Emekli Orgeneral Mendi konuştu: Benden sadece araç desteği istediler!

Organize suç örgütü lideri Sedat Peker’in ağabeyi Atilla Peker’in, Kıbrıslı gazeteci Kutlu Adalı cinayetine ilişkin savcılığa verdiği dilekçede ismi geçen emekli Orgeneral Galip Mendi, SÖZCÜ TV canlı yayınında çarpıcı açıklamalarda bulundu.

Published

on

Organize suç örgütü lideri Sedat Peker’in ağabeyi Atilla Peker’in, Kıbrıslı gazeteci Kutlu Adalı cinayetine ilişkin savcılığa verdiği dilekçede ismi geçen emekli Orgeneral Galip Mendi, SÖZCÜ TV canlı yayınında çarpıcı açıklamalarda bulundu.

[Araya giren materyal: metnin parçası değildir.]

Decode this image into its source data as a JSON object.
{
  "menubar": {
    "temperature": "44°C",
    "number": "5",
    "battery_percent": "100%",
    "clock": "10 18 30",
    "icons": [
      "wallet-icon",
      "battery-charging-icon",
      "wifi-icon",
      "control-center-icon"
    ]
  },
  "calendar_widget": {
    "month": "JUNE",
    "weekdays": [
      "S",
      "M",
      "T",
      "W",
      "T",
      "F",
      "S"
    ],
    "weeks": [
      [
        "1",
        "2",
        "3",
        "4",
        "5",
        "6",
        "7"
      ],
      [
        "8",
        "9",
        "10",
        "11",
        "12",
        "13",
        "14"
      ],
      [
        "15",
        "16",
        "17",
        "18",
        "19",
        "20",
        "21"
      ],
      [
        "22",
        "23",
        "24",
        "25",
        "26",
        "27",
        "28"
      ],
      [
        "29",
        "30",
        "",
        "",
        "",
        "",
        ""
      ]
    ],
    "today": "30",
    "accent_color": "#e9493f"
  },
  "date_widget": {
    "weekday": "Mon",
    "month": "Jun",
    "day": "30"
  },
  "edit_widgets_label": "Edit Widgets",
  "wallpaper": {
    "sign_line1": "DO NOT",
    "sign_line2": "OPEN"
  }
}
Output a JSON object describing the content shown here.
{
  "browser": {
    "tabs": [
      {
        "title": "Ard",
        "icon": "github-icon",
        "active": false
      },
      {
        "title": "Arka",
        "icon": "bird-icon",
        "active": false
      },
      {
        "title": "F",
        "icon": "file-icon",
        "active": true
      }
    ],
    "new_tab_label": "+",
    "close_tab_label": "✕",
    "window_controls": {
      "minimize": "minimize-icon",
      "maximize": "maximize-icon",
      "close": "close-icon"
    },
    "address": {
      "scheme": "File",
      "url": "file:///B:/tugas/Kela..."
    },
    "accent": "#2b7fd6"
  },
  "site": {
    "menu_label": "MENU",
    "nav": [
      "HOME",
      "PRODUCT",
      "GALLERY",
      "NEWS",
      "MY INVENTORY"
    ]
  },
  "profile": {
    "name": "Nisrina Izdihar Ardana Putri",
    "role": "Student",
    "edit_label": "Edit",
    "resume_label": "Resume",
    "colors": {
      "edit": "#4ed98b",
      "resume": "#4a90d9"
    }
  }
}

Sedat Peker’in iddiaları sonrası savcılık harekete geçti. Kutlu Adalı cinayeti için soruşturma başlatıldı. Sözcü TV Genel Yayın Yönetmeni Erdoğan Aktaş, 25 yıl sonra raftan inen dosyayla ilgili yeni gelişmeleri eski Jandarma Genel Komutanı Galip Mendi ve Sözcü Gazetesi Ankara Temsilcisi Saygı Öztürk’le canlı yayında değerlendirdi.

Kutlu Adalı cinayetiyle ilgili olarak Sedat Peker’in abisi Atilla Peker’in “Kıbrıs’a indik, ismini hatırlamadığım bir otele yerleştik. Sonra aynı gün Kıbrıs’ta Sivil Savunma Daire Başkanlığı’na gittik. Orada Kurmay Albay Galip Mendi ile tanıştım. Yardımcısı Enver Tosun Yarbay ile tanıştım. Sonrasında yan odada Korkut Eken Uzi marka silahı bana verdi, bu silahın nasıl kullanılacağını ve susturucunun nasıl sökülüp takılacağını bana öğretti” ifadesi gündeme bomba gibi düşmüştü.

Dönemin Sivil Savunma Teşkilat Başkanı emekli orgeneral Galip Mendi, katıldığı Sözcü TV canlı yayınında hakkındaki iddialara ilişkin şunları söyledi:

BENDEN SADECE ARAÇ DESTEĞİ İSTEDİLER

– 1996 yılında bu olay meydana geldi benim de tayinim Ankara’ya çıkmıştı. Bu olaydan, cinayetten önce St. Barnabas Kilisesi olayından bahsediyorduk. O dönemki Barış Kuvvetleri Komutanı Hasan Kundakçı’nın, Kuzey Kıbrıs Türk Cumhuriyeti’nin savunmasıyla beraber bu PKK faaliyetlerine de büyük yoğunluklar verdiğini hatırlıyorum. Hatta bu kapsamda “Siz de bir bilgi alırsanız iletin” derdi.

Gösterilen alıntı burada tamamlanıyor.